I firmly believe that a fair minded analysis will reveal that the Liberal Democrats have played a genuinely positive role in government, and do not deserve the vituperation that has come at them from the media and their political opponents. However, we still have to get through the European count before we know the full level of the damage this time round. We are braced for a wipeout, and even a good result would still see the party lose half of its MEPs. I will write further on where the party can go from here, once all the results are finally in on Sunday or Monday.    

Wednesday, May 21, 2014

Plus ca change...

After a prolonged hiatus, I have decided to resurrect this blog.

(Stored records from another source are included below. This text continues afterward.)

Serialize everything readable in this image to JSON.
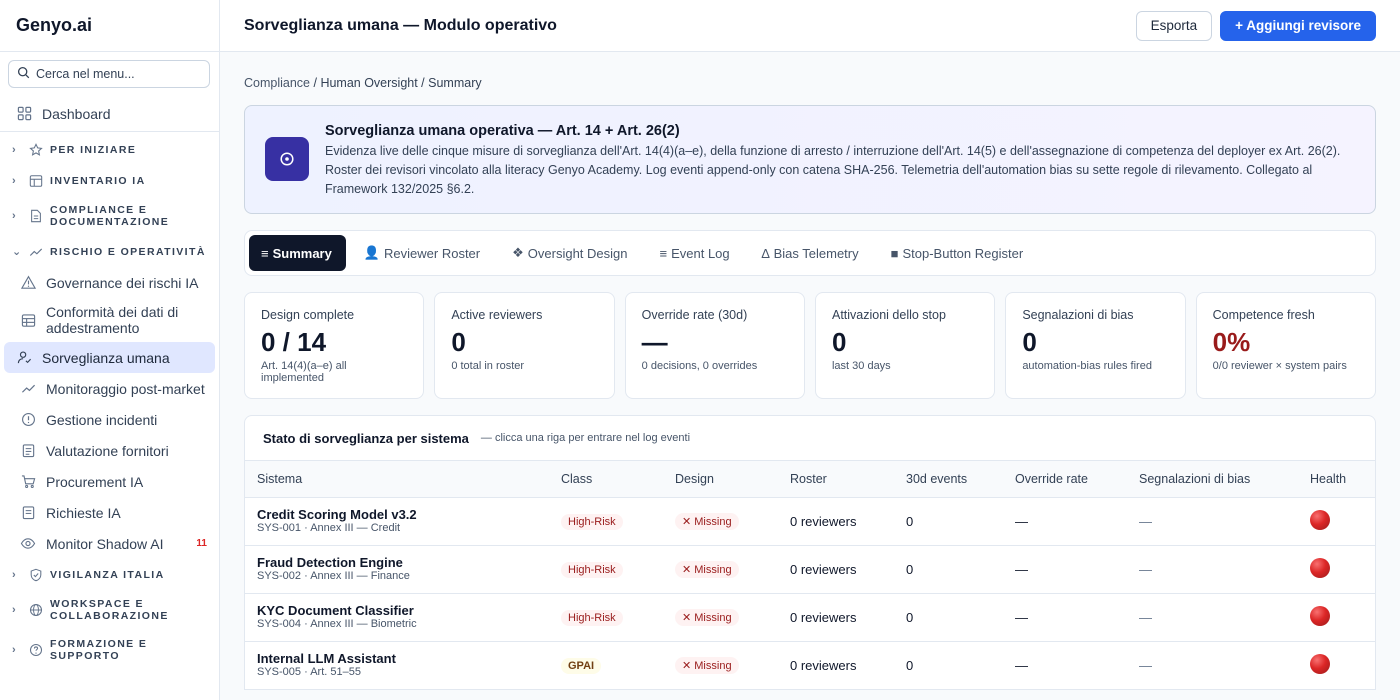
{
  "brand": "Genyo.ai",
  "sidebar": {
    "search_placeholder": "Cerca nel menu...",
    "dashboard": "Dashboard",
    "groups": {
      "per_iniziare": "PER INIZIARE",
      "inventario": "INVENTARIO IA",
      "compliance_1": "COMPLIANCE E",
      "compliance_2": "DOCUMENTAZIONE",
      "rischio": "RISCHIO E OPERATIVITÀ",
      "vigilanza": "VIGILANZA ITALIA",
      "workspace_1": "WORKSPACE E",
      "workspace_2": "COLLABORAZIONE",
      "formazione_1": "FORMAZIONE E",
      "formazione_2": "SUPPORTO"
    },
    "items": {
      "governance": "Governance dei rischi IA",
      "conformita_1": "Conformità dei dati di",
      "conformita_2": "addestramento",
      "sorveglianza": "Sorveglianza umana",
      "monitoraggio": "Monitoraggio post-market",
      "incidenti": "Gestione incidenti",
      "fornitori": "Valutazione fornitori",
      "procurement": "Procurement IA",
      "richieste": "Richieste IA",
      "shadow": "Monitor Shadow AI",
      "shadow_badge": "11"
    }
  },
  "header": {
    "title": "Sorveglianza umana — Modulo operativo",
    "export": "Esporta",
    "add": "+ Aggiungi revisore"
  },
  "breadcrumb": {
    "root": "Compliance",
    "sep1": " / ",
    "mid": "Human Oversight",
    "sep2": " / ",
    "current": "Summary"
  },
  "hero": {
    "title": "Sorveglianza umana operativa — Art. 14 + Art. 26(2)",
    "text": "Evidenza live delle cinque misure di sorveglianza dell'Art. 14(4)(a–e), della funzione di arresto / interruzione dell'Art. 14(5) e dell'assegnazione di competenza del deployer ex Art. 26(2). Roster dei revisori vincolato alla literacy Genyo Academy. Log eventi append-only con catena SHA-256. Telemetria dell'automation bias su sette regole di rilevamento. Collegato al Framework 132/2025 §6.2."
  },
  "tabs": [
    {
      "icon": "≡",
      "label": "Summary"
    },
    {
      "icon": "👤",
      "label": "Reviewer Roster"
    },
    {
      "icon": "❖",
      "label": "Oversight Design"
    },
    {
      "icon": "≡",
      "label": "Event Log"
    },
    {
      "icon": "∆",
      "label": "Bias Telemetry"
    },
    {
      "icon": "■",
      "label": "Stop-Button Register"
    }
  ],
  "kpis": [
    {
      "label": "Design complete",
      "value": "0 / 14",
      "sub": "Art. 14(4)(a–e) all implemented"
    },
    {
      "label": "Active reviewers",
      "value": "0",
      "sub": "0 total in roster"
    },
    {
      "label": "Override rate (30d)",
      "value": "—",
      "sub": "0 decisions, 0 overrides"
    },
    {
      "label": "Attivazioni dello stop",
      "value": "0",
      "sub": "last 30 days"
    },
    {
      "label": "Segnalazioni di bias",
      "value": "0",
      "sub": "automation-bias rules fired"
    },
    {
      "label": "Competence fresh",
      "value": "0%",
      "sub": "0/0 reviewer × system pairs"
    }
  ],
  "table": {
    "title": "Stato di sorveglianza per sistema",
    "hint": "— clicca una riga per entrare nel log eventi",
    "columns": [
      "Sistema",
      "Class",
      "Design",
      "Roster",
      "30d events",
      "Override rate",
      "Segnalazioni di bias",
      "Health"
    ],
    "rows": [
      {
        "name": "Credit Scoring Model v3.2",
        "sub": "SYS-001 · Annex III — Credit",
        "class": "High-Risk",
        "design": "✕ Missing",
        "roster": "0 reviewers",
        "events": "0",
        "override": "—",
        "bias": "—"
      },
      {
        "name": "Fraud Detection Engine",
        "sub": "SYS-002 · Annex III — Finance",
        "class": "High-Risk",
        "design": "✕ Missing",
        "roster": "0 reviewers",
        "events": "0",
        "override": "—",
        "bias": "—"
      },
      {
        "name": "KYC Document Classifier",
        "sub": "SYS-004 · Annex III — Biometric",
        "class": "High-Risk",
        "design": "✕ Missing",
        "roster": "0 reviewers",
        "events": "0",
        "override": "—",
        "bias": "—"
      },
      {
        "name": "Internal LLM Assistant",
        "sub": "SYS-005 · Art. 51–55",
        "class": "GPAI",
        "design": "✕ Missing",
        "roster": "0 reviewers",
        "events": "0",
        "override": "—",
        "bias": "—"
      }
    ]
  }
}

The same battles are still being fought. We still do not know how the challenge of Russian neo-fascism will be met. We still do not know how the European Union can maintain liberty and democracy in the face of the economic complexities that it has created. We still do not know if the UK can meet the challenge of Scottish separatism. We still do not know how Liberty can be protected in the face of the multiple challenges of technology, fear and greed.

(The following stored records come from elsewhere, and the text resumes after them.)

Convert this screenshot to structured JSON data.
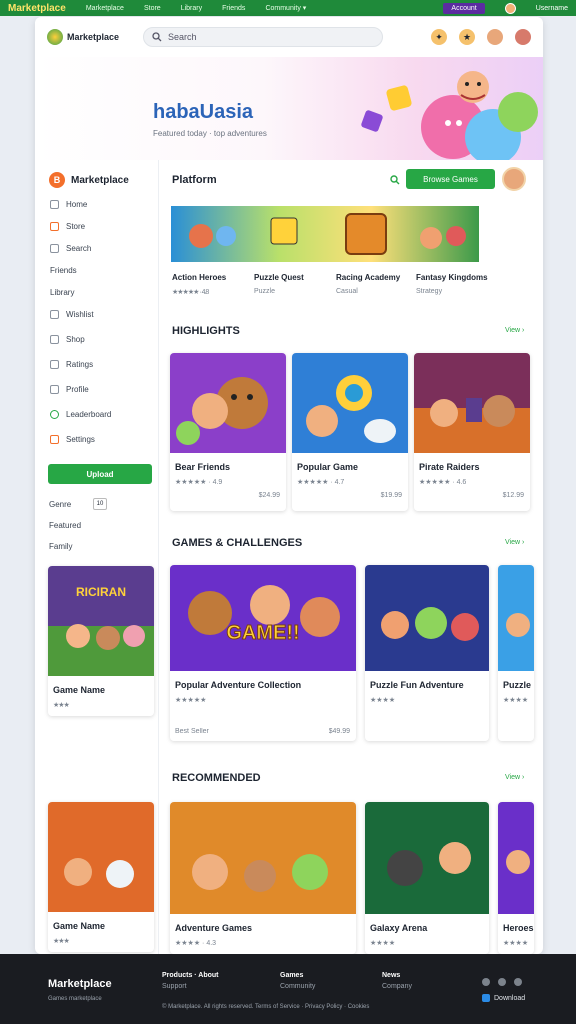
{
  "topbar": {
    "brand": "Marketplace",
    "links": [
      "Marketplace",
      "Store",
      "Library",
      "Friends",
      "Community ▾"
    ],
    "pill": "Account",
    "user": "Username"
  },
  "header": {
    "logo": "Marketplace",
    "search_placeholder": "Search"
  },
  "hero": {
    "title": "habaUasia",
    "subtitle": "Featured today · top adventures"
  },
  "sidebar": {
    "title": "Marketplace",
    "items": [
      "Home",
      "Store",
      "Search",
      "Friends",
      "Library",
      "Wishlist",
      "Shop",
      "Ratings",
      "Profile",
      "Leaderboard",
      "Settings"
    ],
    "button": "Upload",
    "filters": [
      "Genre",
      "Featured",
      "Family"
    ],
    "filter_badge": "10",
    "card_title": "Game Name",
    "card_stars": "★★★"
  },
  "featured": {
    "title": "Platform",
    "button": "Browse Games",
    "items": [
      {
        "title": "Action Heroes",
        "meta": "★★★★★ ·  4.8"
      },
      {
        "title": "Puzzle Quest",
        "meta": "Puzzle"
      },
      {
        "title": "Racing Academy",
        "meta": "Casual"
      },
      {
        "title": "Fantasy Kingdoms",
        "meta": "Strategy"
      }
    ]
  },
  "section1": {
    "title": "HIGHLIGHTS",
    "see_all": "View ›",
    "cards": [
      {
        "title": "Bear Friends",
        "meta": "★★★★★ · 4.9",
        "price": "$24.99"
      },
      {
        "title": "Popular Game",
        "meta": "★★★★★ · 4.7",
        "price": "$19.99"
      },
      {
        "title": "Pirate Raiders",
        "meta": "★★★★★ · 4.6",
        "price": "$12.99"
      }
    ]
  },
  "section2": {
    "title": "GAMES & CHALLENGES",
    "see_all": "View ›",
    "banner": "GAME!!",
    "cards": [
      {
        "title": "Popular Adventure Collection",
        "meta": "★★★★★",
        "extra": "Best Seller",
        "price": "$49.99"
      },
      {
        "title": "Puzzle Fun Adventure",
        "meta": "★★★★"
      },
      {
        "title": "Puzzle",
        "meta": "★★★★"
      }
    ]
  },
  "section3": {
    "title": "RECOMMENDED",
    "see_all": "View ›",
    "cards": [
      {
        "title": "Game Name",
        "meta": "★★★"
      },
      {
        "title": "Adventure Games",
        "meta": "★★★★ · 4.3"
      },
      {
        "title": "Galaxy Arena",
        "meta": "★★★★"
      },
      {
        "title": "Heroes",
        "meta": "★★★★"
      }
    ]
  },
  "footer": {
    "brand": "Marketplace",
    "tagline": "Games marketplace",
    "cols": [
      {
        "h": "Products · About",
        "s": "Support"
      },
      {
        "h": "Games",
        "s": "Community"
      },
      {
        "h": "News",
        "s": "Company"
      }
    ],
    "copyright": "© Marketplace. All rights reserved. Terms of Service · Privacy Policy · Cookies",
    "app": "Download"
  },
  "colors": {
    "green": "#27a745",
    "brand_yellow": "#ffe46a",
    "footer": "#1a1c21"
  }
}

In Britain, tonight is the eve of the European and some local elections, in some of the rest of the EU, the vote is already taking place, although for most the official polling day is on 25th May. Normally I would be out canvassing or delivering for the Liberal Democrats, but a thousand miles away, in Estonia, the challenge of UKIP seems more absurd than threatening. Doubtless the UK media who have been unearthing the ancient scandals of lazy, stupid or incompetent (not to mention racist and not a little dotty) UKIP MEPs during the campaign- well done the Tory attack dogs there- will revert to "government in crisis as UKIP surge" once the results are in. I for my part have already voted- on line of course- in the Estonian EU elections. I wish I could vote for one of the excellent British Liberal Democrat MEPs that are in danger of being ousted by drastically inferior competitors. However, as a permanent resident of Estonia, I have chosen to make a difference here.

In a way the Euro campaign reflects the reality of British politics as a whole. The train wreck of Ed Miliband trying to bluff and bullshit his way out of a trap on BBC Radio Wiltshire was cringe-making and hilarious at the same time. The circus of UKIP has come under sustained attack and Farage too has been revealed as a lying bullshitter. Meanwhile the coalition hunkers down- Cameron hoping to hold his ground and Clegg- who had the nous, but not, alas, the killer instinct, to challenge Farage first- will be hoping to avoid another evening of outright catastrophe. The Liberal Democrats have become the blame hound of British politics, but as I watch honourable and decent candidates stand up for the Liberal vision I feel a certain frustration that the shallow ignorance of the British political discourse is trashing Lib Dem support for mistakes that are more obvious and outrageous in the other parties- not least the nasty and pointless UKIP. The fact is that it is Labour for their incompetence and UKIP for their triviality and greed that should be being punished at these elections.

So, I wish my Liberal Democrat  friends and colleagues the best of luck. I think we can limit the damage somewhat this time, and if we do, then I hope that the next few months will see a fairer assessment of the considerable achievements of Liberal Democrats in government.

And anyway, after all, it is never over until the return officer clears his throat!